Responding to a legal challenge initiated by Alexandra Morton against the Minister of Fisheries and MHC, the company provided the Court with evidence including fish health data which refuted the allegations made by Ms Morton showing them as clearly erroneous and scientifically baseless.
The legal challenge - which questions the authority of the Minister of Fisheries and Oceans to allow the company to transfer fish from its facilities - includes allegations that the piscine reovirus (PRV) is linked to Heart and Skeletal Muscle Inflammation (HSMI), and suggests that the latter is present in MHC's farm-raised Atlantic salmon.
MHC provided the Court with independent third party evidence that confirms PRV occurs naturally in wild fish in the Pacific Northwest, predates the start of BC salmon farming operations, does not compromise fish health in the farms of MHC or in farmed or wild salmon in B.C. in general, and is not associated with HSMI. Furthermore, HSMI has not been found in any fish (farmed or wild) in the Pacific Northwest despite extensive testing.
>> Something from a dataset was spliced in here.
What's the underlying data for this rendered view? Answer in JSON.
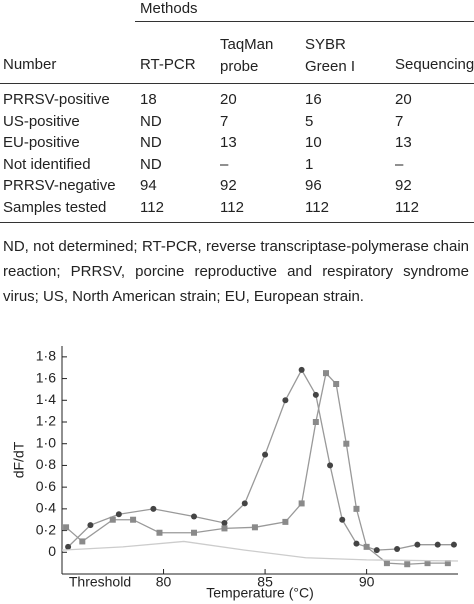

"While the court would have been within its right to dismiss this case due to lack of evidence brought forth by the applicant, Marine Harvest wanted the case to proceed to set the record straight," says Vincent Erenst, Managing Director at MHC.
"Since these allegations were made, we've commissioned a significant amount of independent research confirming our fish are healthy."
Proceedings were completed on June 13, 2014. Mr Justice Rennie will rule on the authority of the Minister of Fisheries and Oceans to authorize B.C.'s salmon aquaculture facilities to transfer fish from one site to another in the coming months.
Marine Harvest Canada is British Columbia's leading aquaculture company and supplier of Sterling brand salmon, producing 40,000 tonnes of fresh farm-raised salmon at sites on and around Vancouver Island.